FAQs Regarding Financial Questions

Medicare Part A, How does it work?

Medicare A is a federal health insurance program for people age 65 or older or those who have been determined to be disabled for over 2 years. In a nursing facility, Medicare A pays based on Medical Need. In order for Medicare A to pay for a stay in a long term care facility, a three midnight, in-patient, hospital stay is required. Medicare admissions are generally immediately following the hospital stay but at times individuals return home from the hospital and then find they need to enter the nursing facility. This admission from home is still covered by Medicare A, if the hospital stay was no longer than 30 days prior. With traditional Medicare A, the first 20 days is covered at 100%. Days 21-100 require a co-payment through a Medicare Supplement or paid privately.

Medicare Part B, How does it work?

Medicare B is a federal health insurance program for people age 65 or older or those who have been determined to be disabled for over 2 years. This program allows for residents to receive therapy if their stay is not covered by Medicare A. Medicare B also covers outpatient therapy, labs, x-rays, flu and pneumonia vaccines and certain medical supplies. A 20 % co-payment from a Medicare supplement policy is often required. Medicare B has a deductible. Please ask our Office Manager for the current rate.
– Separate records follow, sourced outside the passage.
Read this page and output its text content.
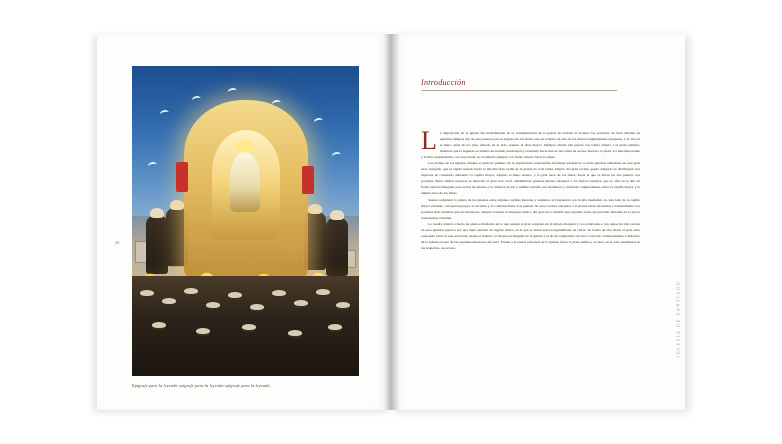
46
Epígrafe para la leyenda epígrafe para la leyenda epígrafe para la leyenda.
Introducción

La disposición de la iglesia fue determinante en la ornamentación de la puerta de entrada al levante: las portadas. Se bien existían en aquellos tiempos dos de esas puertas para el ingreso de los fieles: una en el muro de este de los muros longitudinales alargados, y la otra en el muro oeste de los pies, situado en el lado opuesto al altar mayor. Siempre existía una puerta con frente abierto a la plaza pública, mientras que la segunda se situaba en sentido transversal y orientada hacia una de las calles de acceso lateral a la plaza. La más importante y la más ornamentada, con su portada, se localizaba siempre con frente directo hacia la plaza.

Las plantas de las iglesias durante el periodo primero de la arquitectura renacentista moldeóje adoptaron: si estas galerías naharbóse en una gran nave alargada, que se siguió usando hasta la introducción tardía de la planta de cruz latina. Dentro del gran recinto quedó alargado se distribuyen dos espacios de contenido diferente: la capilla mayor, adjunto al muro testero, y la gran nave de los fieles, hacia la que se abren las dos puertas con portadas. Entre ambos espacios se intercala el gran arco toral, añadiéndose gruesos pilares adosados a los muros laterales, que se alza en lo alto en forma lateral triangular para servir de asiento a la cubierta de par y nudillo labrada con molduras y circulada conjuntamente sobre la capilla mayor y la amplia nave de los fieles.

Suelen completar la planta de las iglesias entre algunas capillas laterales y sumarios el baptisterio con la pila bautismal. A cada lado de la capilla mayor existían, con puerta propia, la sacristía y la contrasacristía. Las puertas de estos locales adosados a la planta están adornadas corrientemente con portadas más sencillas que las interiores, aunque vetustas al empaque básico del gran arco triunfal que organiza todas las portadas labradas en la época renacentista virreinal.

La cuadra abierta a modo de plaza eclesiástica en la que asienta el gran conjunto de la iglesia alargada y con ochavadas a dos aguas ha sido sacada en esos pueblos puestos por una tapia sencilla de regular altura, en la que se abren sesos longitudinales de cierre. Se forma de este modo el gran atrio ocupando sobre el que sobresale, desde el interior, el bloque rectangular de la iglesia y el de un campanario de torre colocado ordinariamente a distancia de la iglesia en una de las esquinas interiores del atrio. Frente a la puerta principal de la iglesia, hacia la plaza pública, se abra, en el atrio perimetral de las arquerías, un acceso.

IGLESIA DE SANTIAGO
What is needed to apply for Medicaid?

Medicaid is a federal and state funded medical assistance program. Medicaid pays based on financial need. First, an application needs to be completed on line, by telephone, or in person at a Medicaid office. Once the application is submitted, a list of information is provided and must be gathered by the responsible party and sent in to Medicaid. Each Miller’s facility has a business office manager to assist in sending this information. Medicaid will follow up with a call to determine eligibility.

If my loved one qualifies for Medicaid, what will their liability be and how much can they keep
monthly?

A resident will be able to keep $52.00 of their monthly income.

Am I eligible for Medicaid for LTC?

Medicaid is a federal and state funded medical assistance program. Medicaid pays based on financial need. An application would need to be completed on line or in person at a Medicaid office. For an individual, the amount of assets that are allowed are $1500. This amount includes all assets such as checking, savings, 401K, CD’s, Retirement Accounts, Life Insurance, House, Car, etc. For a couple, the information is provided under spousal impoverishment. There are elder law attorneys that specialize in Medicaid information and application as well as each Miller’s facility has a representative that will help with Medicaid application.

What is Managed Care?

Managed care occurs on certain medical plans in which access to healthcare services is managed with the goal of quality care at the lowest possible cost. Some examples of Managed Care are HMO’s and PPO’s. With managed care, the financial risk is shifted to the provider.

What are spousal impoverishment qualifications for Indiana Medicaid?

When a resident is admitted with a spouse continuing to live outside the nursing facility, there are benefits that can be applied for through the Medicaid program. The spouse at home is able to keep the car and home as well as half of the combined assets with set minimum and maximum limits.

What does the room charge include?

The room charge includes 24 hour nursing care, meals, housekeeping, laundry, social services, activities, billing services, therapeutic diets, personal services and care planning. Additional charges would include: medications, personal and medical supplies, personal clothing, eyeglasses, dentures, hearing aids, labs and x-rays, beauty shop, cable TV, phone, and therapy services. Some of the above items are included if the resident is covered under Medicare, Medicaid or insurance.

As an adult child, do I need POA over my parent?

Power of Attorney and Health Care Representative papers are not required but are good to have in place should the resident's health change and prohibit them from signing at a later date. Power of Attorney is generally for financial decisions while Health Care Representatives allows for medical decisions to be made as well. In some cases, if the resident is unsafe to make decisions and deemed incompetent to sign POA, Guardianship may be required and is done through an attorney and the court system.

When do rate changes occur?

Rate changes occur annually around November 1. Advance notice of 30 days is provided and the amount of the increase varies per facility.

Will I be required to give an advanced payment?

No advance payment is required of residents whose stay will be covered by traditional Medicare. Some insurance policies and Medicare Replacement plans require a co-payment. If a co-payment is required upon admission or if the resident is private pay, an advanced payment would be required. Generally a 30 day advanced payment is required with exceptions on occasion. If the resident stay is being paid by Medicaid, the resident’s liability or spend down amount may be owed to the facility upon admission.